Small companies in Singapore were also less likely than their larger counterparts to have implemented a policy for the preservation of data. While 59% of Singaporean respondents reported that their company had a formalized data retention policy, this figure fell to just 40% for small companies.

Overall, the survey also found that many small companies were not testing their backup systems on a regular basis, with 35% admitting to checking them only ‘sporadically.’

However, the issue of poor data management was not exclusive to small businesses, with companies of all sizes tending to take a ‘set and forget’ approach. “Many companies do a great job with rollout of their data management system, but then no one revisits it on a regular basis to make sure it is still functioning effectively,” said Briscoe.

The survey also revealed that companies’ backup procedures were not keeping pace with changes in IT management. Only 52% of companies had reviewed their disaster recovery plans in the last 12 months.

In addition to system failure, data can be put at risk when end-of-lifecycle or unwanted computer hardware is not completely and securely erased. This raises the potential for business-critical information to fall into the wrong hands.
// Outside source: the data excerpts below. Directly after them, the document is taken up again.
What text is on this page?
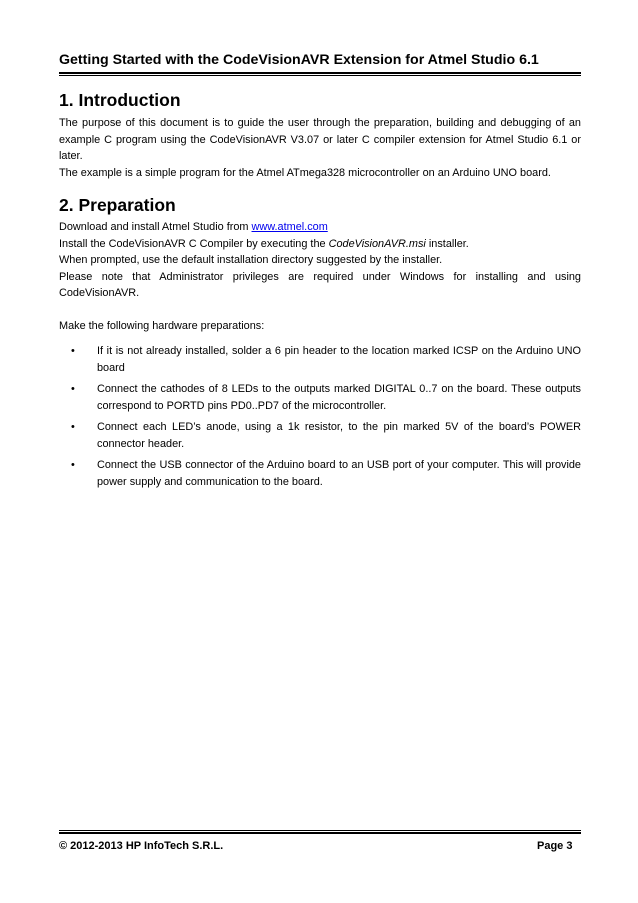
Getting Started with the CodeVisionAVR Extension for Atmel Studio 6.1
1. Introduction

The purpose of this document is to guide the user through the preparation, building and debugging of an example C program using the CodeVisionAVR V3.07 or later C compiler extension for Atmel Studio 6.1 or later.

The example is a simple program for the Atmel ATmega328 microcontroller on an Arduino UNO board.

2. Preparation

Download and install Atmel Studio from www.atmel.com

Install the CodeVisionAVR C Compiler by executing the CodeVisionAVR.msi installer.

When prompted, use the default installation directory suggested by the installer.

Please note that Administrator privileges are required under Windows for installing and using CodeVisionAVR.

Make the following hardware preparations:

• If it is not already installed, solder a 6 pin header to the location marked ICSP on the Arduino UNO board
• Connect the cathodes of 8 LEDs to the outputs marked DIGITAL 0..7 on the board. These outputs correspond to PORTD pins PD0..PD7 of the microcontroller.
• Connect each LED’s anode, using a 1k resistor, to the pin marked 5V of the board’s POWER connector header.
• Connect the USB connector of the Arduino board to an USB port of your computer. This will provide power supply and communication to the board.
© 2012-2013 HP InfoTech S.R.L.	Page 3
However, the survey found that nearly a quarter (24%) of companies had no formal policy for erasing sensitive data, which means that they are not destroying their sensitive information systematically.
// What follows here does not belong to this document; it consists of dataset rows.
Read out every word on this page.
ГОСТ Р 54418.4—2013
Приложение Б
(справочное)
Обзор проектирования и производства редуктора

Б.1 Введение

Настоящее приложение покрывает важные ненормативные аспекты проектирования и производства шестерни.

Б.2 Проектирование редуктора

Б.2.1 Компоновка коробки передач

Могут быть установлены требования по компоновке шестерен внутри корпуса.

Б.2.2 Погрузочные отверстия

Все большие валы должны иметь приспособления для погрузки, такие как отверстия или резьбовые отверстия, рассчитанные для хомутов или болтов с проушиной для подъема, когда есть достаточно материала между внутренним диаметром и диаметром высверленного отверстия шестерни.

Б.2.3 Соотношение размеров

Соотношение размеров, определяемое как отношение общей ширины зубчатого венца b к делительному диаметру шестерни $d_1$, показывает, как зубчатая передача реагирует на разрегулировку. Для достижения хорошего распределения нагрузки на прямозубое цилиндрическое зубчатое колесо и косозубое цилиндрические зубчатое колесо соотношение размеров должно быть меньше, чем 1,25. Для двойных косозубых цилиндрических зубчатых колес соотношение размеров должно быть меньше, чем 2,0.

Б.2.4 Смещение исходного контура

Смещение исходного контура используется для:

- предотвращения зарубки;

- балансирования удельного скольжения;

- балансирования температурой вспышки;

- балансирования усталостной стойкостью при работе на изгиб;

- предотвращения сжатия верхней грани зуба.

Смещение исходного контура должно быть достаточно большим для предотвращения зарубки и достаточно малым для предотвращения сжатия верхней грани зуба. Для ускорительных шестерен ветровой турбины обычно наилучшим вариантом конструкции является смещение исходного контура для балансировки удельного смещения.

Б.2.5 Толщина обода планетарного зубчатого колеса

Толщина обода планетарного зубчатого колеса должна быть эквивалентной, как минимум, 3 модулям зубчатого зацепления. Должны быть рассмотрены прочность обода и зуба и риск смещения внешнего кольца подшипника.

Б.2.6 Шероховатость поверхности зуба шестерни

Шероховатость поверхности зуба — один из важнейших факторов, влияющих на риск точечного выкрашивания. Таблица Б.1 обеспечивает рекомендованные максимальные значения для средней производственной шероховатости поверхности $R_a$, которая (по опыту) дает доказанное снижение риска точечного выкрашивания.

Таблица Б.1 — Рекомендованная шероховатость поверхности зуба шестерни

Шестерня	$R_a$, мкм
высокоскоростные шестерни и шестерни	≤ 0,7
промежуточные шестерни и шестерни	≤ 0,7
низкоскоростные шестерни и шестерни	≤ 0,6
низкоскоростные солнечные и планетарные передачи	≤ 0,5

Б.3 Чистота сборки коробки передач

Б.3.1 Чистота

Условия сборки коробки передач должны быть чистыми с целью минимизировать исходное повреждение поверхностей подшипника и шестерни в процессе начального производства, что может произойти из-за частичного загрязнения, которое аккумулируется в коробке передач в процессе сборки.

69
The results also exposed poor documentation of erasure procedures, with less than half (46%) reporting that they keep a log of equipment that had been erased. Failure to log equipment erasure can lead to significant legal penalties.

Even so, survey respondents demonstrated a reluctance to seek the assistance of a third-party data service provider. Only 34% of respondents said their company had used an external consultant for data recovery. When asked why, the most common response (36%) was that “internal technology and processes were utilized.”

Other reasons cited were security reservations (18%) and cost (17%). Security concerns about using a third-party provider were more common in Singapore (23%) than Hong Kong (18%) and Australia (12%).